C'est un soulagement pour la star française du cyclisme : Jeannie Longo a été relaxée mardi "de toute poursuite disciplinaire" par la Fédération française de cyclisme, qui a estimé qu'elle n'avait pas enfreint les règles antidopage en matière de localisation. La commission de la discipline de la FFC a jugé que la Championne Olympique (1996) et treize fois Championne du Monde, âgée de 53 ans, ne figurait plus sur la liste des sportifs de haut niveau soumis à ces obligations de localisation au moment des trois manquements qui lui étaient reprochés par l'Agence française de lutte contre le dopage.

Jeannie Longo
Jeannie Longo Crédit : DR

"Aucune violation des règles antidopage"

"L'infraction aux dispositions relatives aux obligations de localisation n'étant pas constituée (3 manquements sur un période de 18 mois), la commission nationale de discipline a donc constaté qu'aucune violation des règles antidopage ne saurait être retenue à l'encontre de Mme Jeannie Longo-Ciprelli", précise la FFC dans un communiqué.

La commission a noté qu'au-delà du 16 avril 2010, l'AFLD n'avait plus avisé la coureuse qu'elle faisait toujours partie de son "groupe cible", c'est-à dire des athlètes de l'élite tenus de préciser leur agenda des trois prochains mois dans le but de faciliter les contrôles inopinés.

Cette disposition étant valable seulement un an, Jeannie Longo, la plus grande championne de l'histoire du cyclisme féminin, n'était donc plus tenue de remplir ses formulaires de localisation au-delà du 15 avril 2011. Or le troisième manquement rapporté par l'AFLD datait du mois de juin 2011. 

"C'est une décision qui fait justice à Jeannie Longo"

La décision de relaxer Jeannie Longo de toute procédure disciplinaire "fait justice" à la plus grande championne cycliste de l'histoire, a déclaré mardi son avocat Bruno Ravaz. "Nous sommes très très contents. C'est une décision qui fait justice à Jeannie Longo", a souligné l'avocat pour qui "Jeannie Longo ne remettait pas en cause l'importance et l'intérêt de la lutte contre le dopage, mais voulait défendre le droit des athlètes d'être traités équitablement, convenablement dans le respect des procédures".

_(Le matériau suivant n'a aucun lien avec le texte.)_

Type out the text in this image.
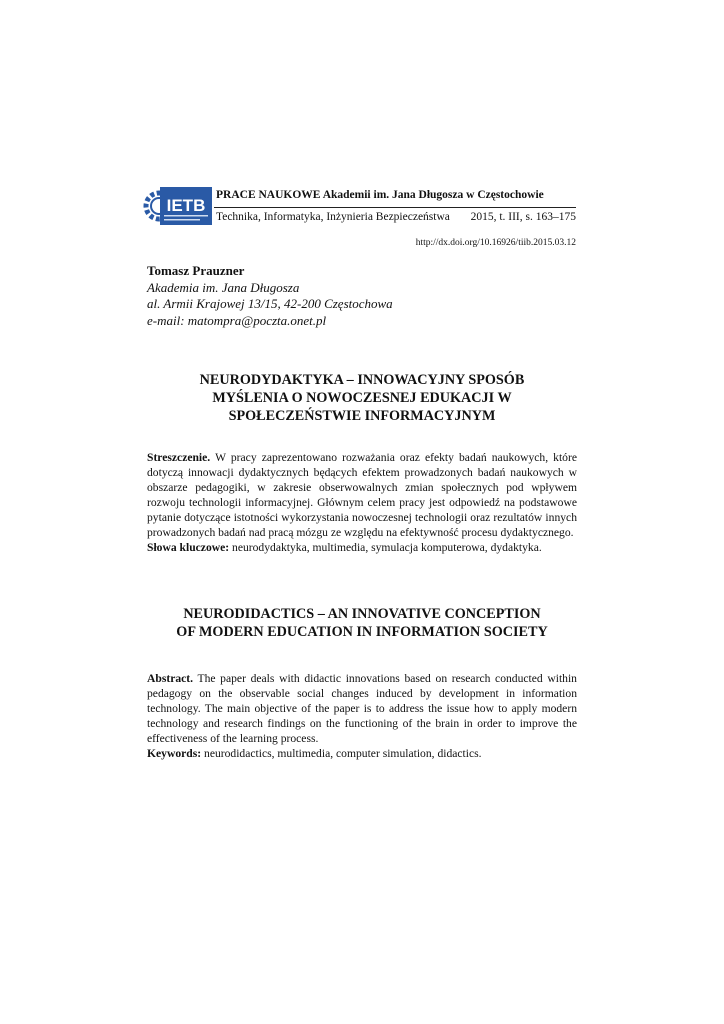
IETB
PRACE NAUKOWE Akademii im. Jana Długosza w Częstochowie
Technika, Informatyka, Inżynieria Bezpieczeństwa 2015, t. III, s. 163–175
http://dx.doi.org/10.16926/tiib.2015.03.12
Tomasz Prauzner
Akademia im. Jana Długosza
al. Armii Krajowej 13/15, 42-200 Częstochowa
e-mail: matompra@poczta.onet.pl
NEURODYDAKTYKA – INNOWACYJNY SPOSÓB
MYŚLENIA O NOWOCZESNEJ EDUKACJI W
SPOŁECZEŃSTWIE INFORMACYJNYM

Streszczenie. W pracy zaprezentowano rozważania oraz efekty badań naukowych, które dotyczą innowacji dydaktycznych będących efektem prowadzonych badań naukowych w obszarze pedagogiki, w zakresie obserwowalnych zmian społecznych pod wpływem rozwoju technologii informacyjnej. Głównym celem pracy jest odpowiedź na podstawowe pytanie dotyczące istotności wykorzystania nowoczesnej technologii oraz rezultatów innych prowadzonych badań nad pracą mózgu ze względu na efektywność procesu dydaktycznego.

Słowa kluczowe: neurodydaktyka, multimedia, symulacja komputerowa, dydaktyka.

NEURODIDACTICS – AN INNOVATIVE CONCEPTION
OF MODERN EDUCATION IN INFORMATION SOCIETY

Abstract. The paper deals with didactic innovations based on research conducted within pedagogy on the observable social changes induced by development in information technology. The main objective of the paper is to address the issue how to apply modern technology and research findings on the functioning of the brain in order to improve the effectiveness of the learning process.

Keywords: neurodidactics, multimedia, computer simulation, didactics.
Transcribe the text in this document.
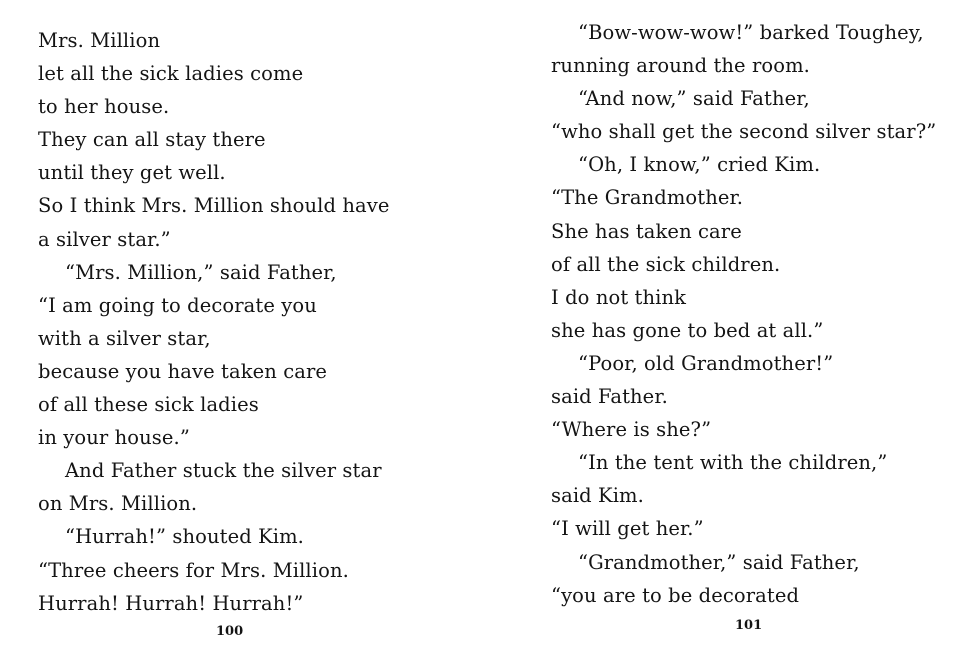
Mrs. Million
let all the sick ladies come
to her house.
They can all stay there
until they get well.
So I think Mrs. Million should have
a silver star.”
“Mrs. Million,” said Father,
“I am going to decorate you
with a silver star,
because you have taken care
of all these sick ladies
in your house.”
And Father stuck the silver star
on Mrs. Million.
“Hurrah!” shouted Kim.
“Three cheers for Mrs. Million.
Hurrah! Hurrah! Hurrah!”
100
“Bow-wow-wow!” barked Toughey,
running around the room.
“And now,” said Father,
“who shall get the second silver star?”
“Oh, I know,” cried Kim.
“The Grandmother.
She has taken care
of all the sick children.
I do not think
she has gone to bed at all.”
“Poor, old Grandmother!”
said Father.
“Where is she?”
“In the tent with the children,”
said Kim.
“I will get her.”
“Grandmother,” said Father,
“you are to be decorated
101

Comme il l'avait plaidé lors de l'audience début novembre, la commission disciplinaire de la Fédération française de cyclisme (FFC) a jugé que la coureuse de 53 ans n'avait pas enfreint les règles antidopage en matière de localisation, puisqu'elle n'était plus tenue de s'y plier au moment des faits pointés par l'Agence française de lutte contre le dopage (AFLD).

"L'AFLD a un pouvoir hors norme, qui lui a été conféré par décret, celui de fixer elle-même les procédures qui sont applicables aux athlètes et qui astreignent les athlètes à des obligations juridiques qui sont écrasantes", a estimé Me Ravaz. "A travers son cas, il est apparu que l'AFLD ne respectait même pas les procédures qu'elle a édictées".

La coureuse a déjà porté plainte au pénal contre l'AFLD pour non respect du secret professionnel après que l'affaire avait fuité dans L'Equipe au mois de septembre. "C'était son droit de n'être pas connue pour ses faits là qui portent atteinte à son image", a raconté l'avocat. "Jeannie Longo a souffert, c'est tombé à une période de sa vie où elle n'était peut-être pas amène à faire face en toute sérénité à ce genre d'accusation". Son père, malade, est décédé depuis.